French and Indian War
One Indian raid against the Fort in August 1754, immediately prior to the French and Indian War, led to the capture of Susanna Willard Johnson and her family, who were eventually sold into slavery. Following Johnson's release several years later, she wrote a popular captivity narrative of her ordeal.

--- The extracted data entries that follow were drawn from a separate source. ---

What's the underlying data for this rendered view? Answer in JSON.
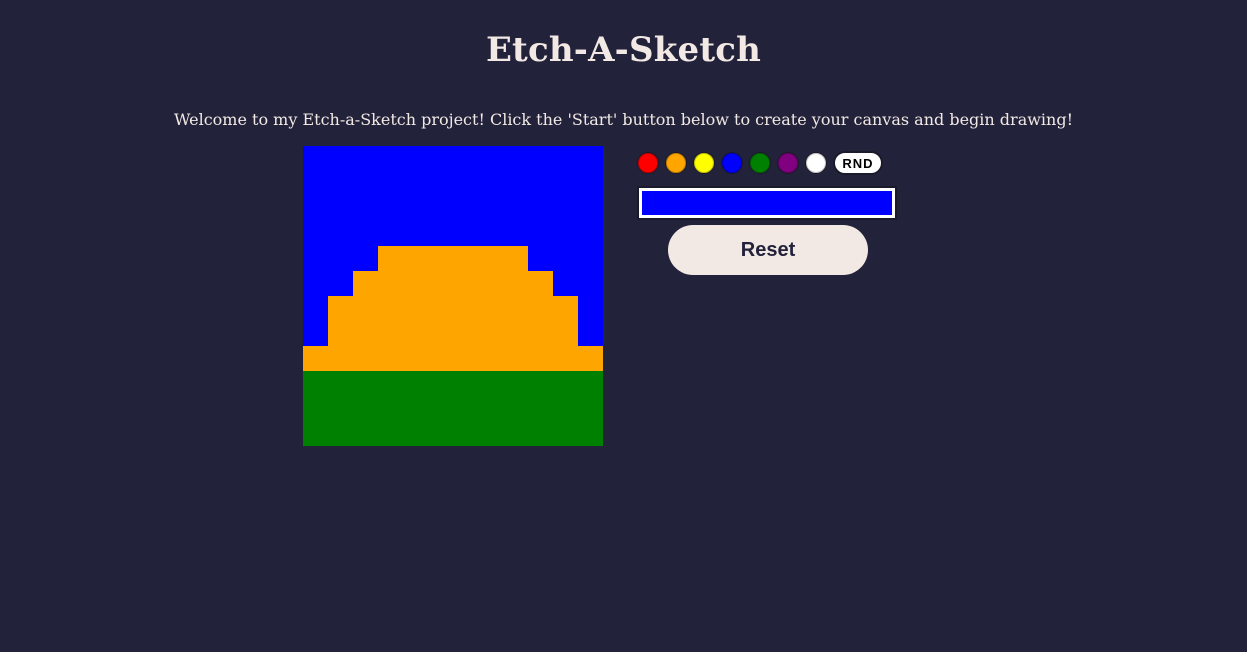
{
  "title": "Etch-A-Sketch",
  "welcome_text": "Welcome to my Etch-a-Sketch project! Click the 'Start' button below to create your canvas and begin drawing!",
  "palette": [
    {
      "name": "red",
      "color": "#ff0000"
    },
    {
      "name": "orange",
      "color": "#ffa500"
    },
    {
      "name": "yellow",
      "color": "#ffff00"
    },
    {
      "name": "blue",
      "color": "#0000ff"
    },
    {
      "name": "green",
      "color": "#008000"
    },
    {
      "name": "purple",
      "color": "#800080"
    },
    {
      "name": "white",
      "color": "#ffffff"
    }
  ],
  "random_button_label": "RND",
  "current_color": "#0000ff",
  "reset_button_label": "Reset",
  "canvas": {
    "grid_size": 12,
    "colors": {
      "B": "#0000ff",
      "O": "#ffa500",
      "G": "#008000"
    },
    "rows": [
      "BBBBBBBBBBBB",
      "BBBBBBBBBBBB",
      "BBBBBBBBBBBB",
      "BBBBBBBBBBBB",
      "BBBOOOOOOBBB",
      "BBOOOOOOOOBB",
      "BOOOOOOOOOOB",
      "BOOOOOOOOOOB",
      "OOOOOOOOOOOO",
      "GGGGGGGGGGGG",
      "GGGGGGGGGGGG",
      "GGGGGGGGGGGG"
    ]
  }
}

During the last of the French and Indian Wars, many soldiers were stationed in the Fort at Number 4 to protect the frontier. They included Colonel Nathan Whiting's Regiment of Connecticut, and Colonel John Goffe’s New Hampshire Provincial Regiment. Returning from a raid on St. Francis, Quebec, Robert Rogers in 1759 sought help here for his hungry Rangers at Fort Wentworth far up the Connecticut River. Also at that time, General Jeffrey Amherst ordered a road to be built between the fort and another fort newly-captured at Crown Point, located on the shores of Lake Champlain in New York. Consequently, Capt. John Stark and a company of Rangers, together with Col. Goffe's Regiment, built the Crown Point Military Road. It was 77.5 miles (124.7 km) long, with many blockhouses along its route to protect supplies and travelers through the wilderness that would later become Vermont. With the defeat of the French in 1761, and the Treaty of Paris in 1763, the need for the fort ended.